One of the reasons psychoanalysts (and others) see early experiences as highly impactful is that babies have very limited resources to cope with any difficult experiences they may have. If we as adults are anxious, we can think about our situation and assess how likely the negative outcome really is. We can talk to other people and see whether they think our anxiety is justified. We can also think about our past experiences, maybe remembering a time when our anxieties turned out to be unjustified or when the bad event did occur, but we nonetheless got by. Babies lack any of these resources, and it would seem plausible to suggest that if they experience anxiety or other negative emotions, they are likely to find these experiences harder to cope with. Unless we think these negative experiences are forgotten as the baby gets older or they are somehow not registered as experiences until the baby reaches a certain age, it seems to me plausible to claim that some of these early experiences may be traumatic and impact how the baby develops.

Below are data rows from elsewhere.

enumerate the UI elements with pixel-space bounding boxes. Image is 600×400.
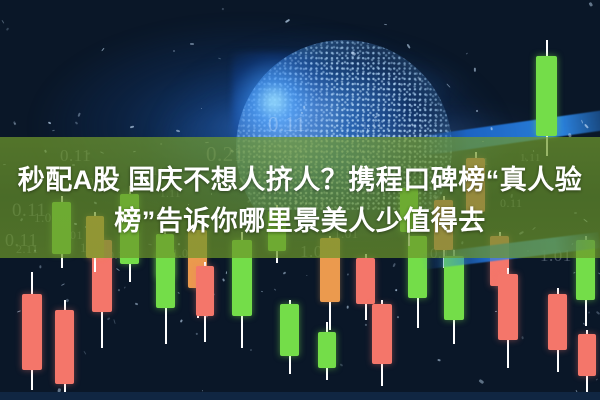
candlestick [156, 252, 175, 344]
headline-line-2: 榜”告诉你哪里景美人少值得去 [0, 201, 600, 242]
headline-line-1: 秒配A股 国庆不想人挤人？携程口碑榜“真人验 [0, 160, 600, 201]
candlestick [498, 268, 518, 368]
candlestick [372, 300, 392, 386]
candlestick-body [156, 252, 175, 308]
candlestick [55, 300, 74, 400]
article-cover-image: 0.110.110.111.011.011.010.110.111.110.11… [0, 0, 600, 400]
candlestick [578, 330, 596, 392]
candlestick [22, 272, 42, 390]
candlestick-body [356, 258, 375, 304]
candlestick-body [22, 294, 42, 370]
candlestick [548, 288, 567, 372]
candlestick-body [548, 294, 567, 350]
candlestick [318, 322, 336, 380]
candlestick-body [280, 304, 299, 356]
candlestick-body [498, 274, 518, 340]
candlestick-body [372, 304, 392, 364]
candlestick-body [578, 334, 596, 376]
bottom-strip [0, 392, 600, 400]
headline: 秒配A股 国庆不想人挤人？携程口碑榜“真人验 榜”告诉你哪里景美人少值得去 [0, 160, 600, 242]
candlestick-body [318, 332, 336, 368]
candlestick [280, 300, 299, 374]
candlestick-body [196, 266, 214, 316]
candlestick-body [536, 56, 557, 136]
candlestick-body [55, 310, 74, 384]
candlestick [196, 262, 214, 342]
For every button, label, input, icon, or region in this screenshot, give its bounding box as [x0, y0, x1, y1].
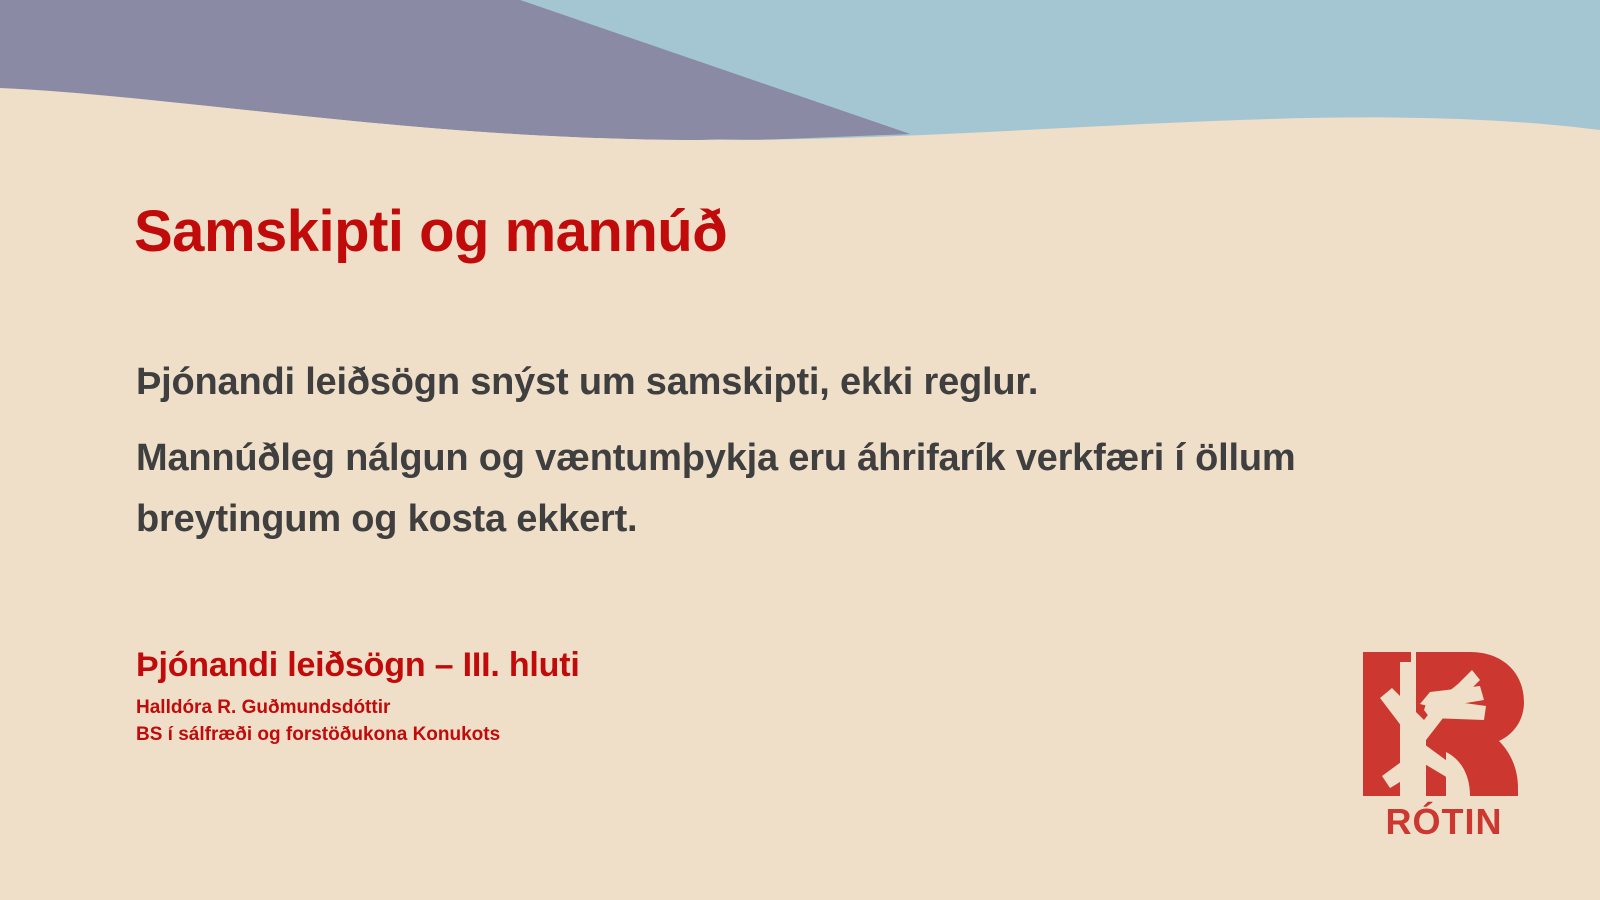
slide-body: Þjónandi leiðsögn snýst um samskipti, ek… [136, 352, 1476, 551]
rotin-root-r-logo [1363, 652, 1524, 798]
footer-series-title: Þjónandi leiðsögn – III. hluti [136, 645, 580, 686]
body-paragraph-2: Mannúðleg nálgun og væntumþykja eru áhri… [136, 428, 1476, 551]
slide-title: Samskipti og mannúð [134, 202, 727, 263]
body-paragraph-1: Þjónandi leiðsögn snýst um samskipti, ek… [136, 352, 1476, 414]
footer-author-name: Halldóra R. Guðmundsdóttir [136, 695, 580, 721]
presentation-slide: Samskipti og mannúð Þjónandi leiðsögn sn… [0, 0, 1600, 900]
footer-author-role: BS í sálfræði og forstöðukona Konukots [136, 722, 580, 748]
slide-content: Samskipti og mannúð Þjónandi leiðsögn sn… [0, 0, 1600, 900]
logo-wordmark: RÓTIN [1386, 800, 1503, 838]
rotin-logo: RÓTIN [1358, 648, 1530, 838]
slide-footer: Þjónandi leiðsögn – III. hluti Halldóra … [136, 645, 580, 748]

So far, perhaps, so commonsensical. But why does Winnicott ruin everything by claiming that the baby believes (and must be allowed to believe) that it created the breast? If he had simply said that parenting that constantly reminds the baby of its dependency will impact the baby’s development, who would have disagreed with him? Isn’t the problem that he takes an easy-to-understand claim and turns it into an elaborate story about complex experiences the baby is supposed to have? I think his richer story has two advantages. Firstly, it underlines the subtle aspects of the emotional interaction between mother and child. It is not just a matter of the mother being a good provider of food and warmth etc. It’s about her sensitivity to the baby and her ability to tolerate its unjustified and in a sense excessive demands. His formulation gives a sense of the difficulty of the mother’s task. It is not easy for a hard-pressed mother to allow her baby to believe that it created the breast that she is offering it! Secondly, compared with more bland formulations, Winnicott’s formulation provides lots of interesting avenues to explore in terms of the potential impact on the baby. His story highlights the difficulty we face in building a positive relationship to the world, given the fact that the world has absolutely no need for us whatsoever. It also highlights the doubts we may have about our own resources and about our own creativity. These points only give a crude sense of how Winnicott uses his story to try to understand what the early experiences of his child and adult patients were and where these experiences have taken them, but it is the rich, poetic nature of his formulation that gives him the resources to try to understand the specific individual he is trying to connect with. The baby does not have the conscious (positive) thought: “I created the breast” or the (negative) thought: “I am dependent on a breast outside my control”, but these formulations are attempts to cast light on how and why the baby’s early experiences affected it in the way they did. They are attempts to make sense of what happened to the baby.